CHP’nin genetik mirası
CHP’nin genetik mirası
Son günlerde Türkçe ezan, Türkçe Kur’an, başörtülü kamu görevlileri ve darbe çığırtkanlığı ile milli iradeyi yok sayan söylem ve eylemlere şahit oluyoruz.
Bir CHP’li eski bakan, o kararanlık zihniyetinin tarafı olan bir emekli paşa ile bir gazeteci bozuntusunun açıklamaları üzerinden başlayan tartışmalara CHP Genel Başkanı Kılıçdaroğlu ve yönetimindeki bazı hadsizlerin halkın seçmiş olduğu Cumhurbaşkanı Sn. Erdoğan’a yönelik hakaret içerikli pervasız ifadeleri ile destek vermesi CHP adına gerçekten utanç vericidir.
Bu söylem, eylem ve ithamlar CHP’nin geçmişinde olan genetik bozukluğun tekrar horlatılmaya çalışıldığının bir işaretidir.
Bu kişi ve kişilerin bu milleti millet yapan değerlerle barışık olmadıkları gibi toplumu ayakta tutan insani ilkelerden üslup, adap ve nezaket gibi kuralların ifadesi olan siyasi ahlaktan da yoksun oldukları açıktır.
Aslında, milli iradeyi yok sayma, darbeler ve inançlara saygısızlık, CHP’nin genetik mirasıdır.
Ancak, eski camlar bardak oldu ve gelinen noktada bu mirasın hiçbir kıymet-i harbiyesi kalmamıştır.
•
Şunu herkes bilsin ki, bu ülkede siyaset yapmanın sorumlulukları vardır ve bu sorumlulukların başında ise bu milleti millet yapan milli ve manevi değerler ile barışık olmak gelmektedir.

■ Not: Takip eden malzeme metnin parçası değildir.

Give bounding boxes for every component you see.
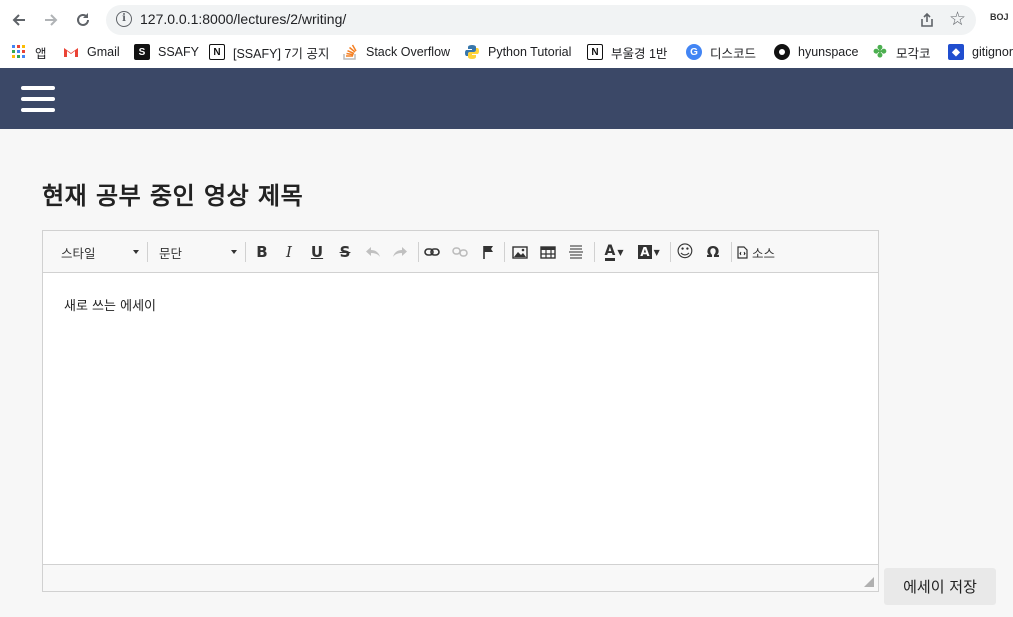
bookmark-star-icon[interactable]: ☆ — [949, 8, 966, 30]
bookmark-apps[interactable]: 앱 — [11, 40, 47, 64]
special-character-omega-icon[interactable]: Ω — [701, 240, 725, 264]
source-code-icon — [737, 245, 748, 259]
notion-icon: N — [587, 44, 603, 60]
discord-icon: G — [686, 44, 702, 60]
editor-content-area[interactable]: 새로 쓰는 에세이 — [43, 273, 878, 565]
emoji-smiley-icon[interactable]: ☺ — [673, 240, 697, 264]
text-color-icon[interactable]: A ▼ — [599, 240, 629, 264]
browser-chrome: i 127.0.0.1:8000/lectures/2/writing/ ☆ B… — [0, 0, 1013, 68]
unlink-icon[interactable] — [448, 240, 472, 264]
image-icon[interactable] — [508, 240, 532, 264]
bookmark-label: Python Tutorial — [488, 45, 572, 59]
editor-text: 새로 쓰는 에세이 — [64, 299, 156, 314]
ssafy-icon: S — [134, 44, 150, 60]
bookmark-label: 부울경 1반 — [611, 46, 668, 61]
link-icon[interactable] — [420, 240, 444, 264]
bookmark-bugyeonggyeong[interactable]: N 부울경 1반 — [587, 40, 667, 64]
apps-grid-icon — [11, 44, 27, 60]
chevron-down-icon — [133, 250, 139, 254]
format-dropdown-label: 문단 — [159, 245, 183, 261]
boj-extension-icon[interactable]: BOJ — [990, 12, 1009, 22]
editor-toolbar: 스타일 문단 B I U S A ▼ A ▼ ☺ Ω 소스 — [43, 231, 878, 273]
github-icon — [774, 44, 790, 60]
page-title: 현재 공부 중인 영상 제목 — [42, 182, 304, 210]
bookmark-label: 모각코 — [896, 46, 931, 61]
redo-icon[interactable] — [388, 240, 412, 264]
bookmark-ssafy-notice[interactable]: N [SSAFY] 7기 공지 — [209, 40, 329, 64]
background-color-icon[interactable]: A ▼ — [634, 240, 664, 264]
source-button-label: 소스 — [752, 245, 776, 261]
bookmark-label: 앱 — [35, 46, 47, 61]
bookmark-hyunspace[interactable]: hyunspace — [774, 40, 858, 64]
bookmark-label: 디스코드 — [710, 46, 757, 61]
bookmark-stackoverflow[interactable]: Stack Overflow — [342, 40, 450, 64]
clover-icon: ✤ — [873, 44, 887, 61]
italic-icon[interactable]: I — [277, 240, 301, 264]
toolbar-separator — [418, 242, 419, 262]
chevron-down-icon — [231, 250, 237, 254]
reload-icon[interactable] — [70, 7, 96, 33]
address-bar[interactable]: i 127.0.0.1:8000/lectures/2/writing/ ☆ — [106, 5, 976, 35]
bookmark-discord[interactable]: G 디스코드 — [686, 40, 756, 64]
rich-text-editor: 스타일 문단 B I U S A ▼ A ▼ ☺ Ω 소스 새로 쓰는 에세이 — [42, 230, 879, 592]
horizontal-rule-icon[interactable] — [564, 240, 588, 264]
bookmark-ssafy[interactable]: S SSAFY — [134, 40, 199, 64]
save-essay-button[interactable]: 에세이 저장 — [884, 568, 996, 605]
toolbar-separator — [670, 242, 671, 262]
resize-handle-icon[interactable] — [864, 577, 874, 587]
bookmark-label: SSAFY — [158, 45, 199, 59]
share-icon[interactable] — [918, 11, 936, 29]
bookmark-gmail[interactable]: Gmail — [63, 40, 120, 64]
bookmark-label: gitignore — [972, 45, 1013, 59]
bookmark-label: Gmail — [87, 45, 120, 59]
strikethrough-icon[interactable]: S — [333, 240, 357, 264]
toolbar-separator — [731, 242, 732, 262]
undo-icon[interactable] — [361, 240, 385, 264]
toolbar-separator — [245, 242, 246, 262]
back-icon[interactable] — [6, 7, 32, 33]
notion-icon: N — [209, 44, 225, 60]
bookmark-mogakko[interactable]: ✤ 모각코 — [872, 40, 931, 64]
gitignore-icon: ◆ — [948, 44, 964, 60]
site-info-icon[interactable]: i — [116, 11, 132, 27]
format-dropdown[interactable]: 문단 — [159, 241, 237, 263]
python-icon — [464, 44, 480, 60]
bookmark-label: Stack Overflow — [366, 45, 451, 59]
underline-icon[interactable]: U — [305, 240, 329, 264]
style-dropdown-label: 스타일 — [61, 245, 96, 261]
bookmark-label: [SSAFY] 7기 공지 — [233, 46, 330, 61]
table-icon[interactable] — [536, 240, 560, 264]
bookmark-gitignore[interactable]: ◆ gitignore — [948, 40, 1013, 64]
hamburger-menu-icon[interactable] — [21, 86, 55, 112]
editor-status-bar — [43, 564, 878, 591]
stackoverflow-icon — [342, 44, 358, 60]
style-dropdown[interactable]: 스타일 — [61, 241, 139, 263]
anchor-flag-icon[interactable] — [476, 240, 500, 264]
toolbar-separator — [504, 242, 505, 262]
bookmark-python-tutorial[interactable]: Python Tutorial — [464, 40, 571, 64]
bookmarks-bar: 앱 Gmail S SSAFY N [SSAFY] 7기 공지 Stack Ov… — [0, 40, 1013, 64]
url-text: 127.0.0.1:8000/lectures/2/writing/ — [140, 11, 347, 27]
forward-icon[interactable] — [38, 7, 64, 33]
bold-icon[interactable]: B — [250, 240, 274, 264]
toolbar-separator — [147, 242, 148, 262]
gmail-icon — [63, 44, 79, 60]
source-button[interactable]: 소스 — [737, 240, 783, 264]
toolbar-separator — [594, 242, 595, 262]
bookmark-label: hyunspace — [798, 45, 859, 59]
app-header — [0, 68, 1013, 129]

Bu değerler ile barışık olabilmek için ise her şeyden önce ahlaklı olmayı gerektirir.
Ahlâk, en basit anlatımla, toplumsal alanda insanlar arası ilişkilerde bireylerin uymaları beklenen ve talep edilen davranışlardır.
Bu davranışlara uymak ve gereklerini yerine getirmek ise en başta toplumun önüne çıkan siyasilerin en aslı görevidir.
Ülke ve millete hizmet için yola çıkanlar siyasiler, siyasi ahlak ve nezaket çerçevesinde farklı fikirlere sahip siyasilere karşı olduğu kadar, milli iradeye saygı adına halkın tercihiyle iktidarın meşru sahibi olanlara da aynı derecede saygılı olmak siyasi ahlakın bir gereği olduğu bilincinde olmalıdır.
Hele hele bu ülkenin en üst makamı olan Cumhurbaşkanına saygı ise hem milli iradeye saygı hem de makamın saygınlığı ile kanunların gereği olduğunu bir kere daha hatırlatmak isterim.
Siyasi ahlak ve nezaket sınırlarını zorlayan ve milli iradeyi yok sayarak Cumhurbaşkanımız Sn. Erdoğan’a “diktatör bozuntusu”, “sözde Cumhurbaşkanı” gibi aşağılayıcı ve hakaret içerikli ifadeler kullanmak ise onursuzluk ve seviyesizliktir.
Eleştiri elbette siyasi muhalefetin hakkıdır. Buna kimsenin itirazı olamaz.
Ancak, haksız ve mesnetsiz iddia ve ithamlarının yanında iftiralar ve hakaretlerde bulunmak hiç kimsenin ne hakkıdır ne de haddidir.
•
Bu millete; büyük acılar yaşatan, travmalara sebep olan CHP zihniyetinin de farklı şekillerde içinde yer aldığı, milli iradeyi yok sayarak yönetime müdahale eden askeri darbeler, gece yarısı askeri muhtıralar ile onların devlet içindeki yapılanması olan ‘Vesayetçi güçlerden çok çekti.
Şunu herkes çok iyi bilsin ki; o karanlık dönem bitmiştir.
Onlar ve onların destekçilerinin söylem ve eylemleri beyhudedir.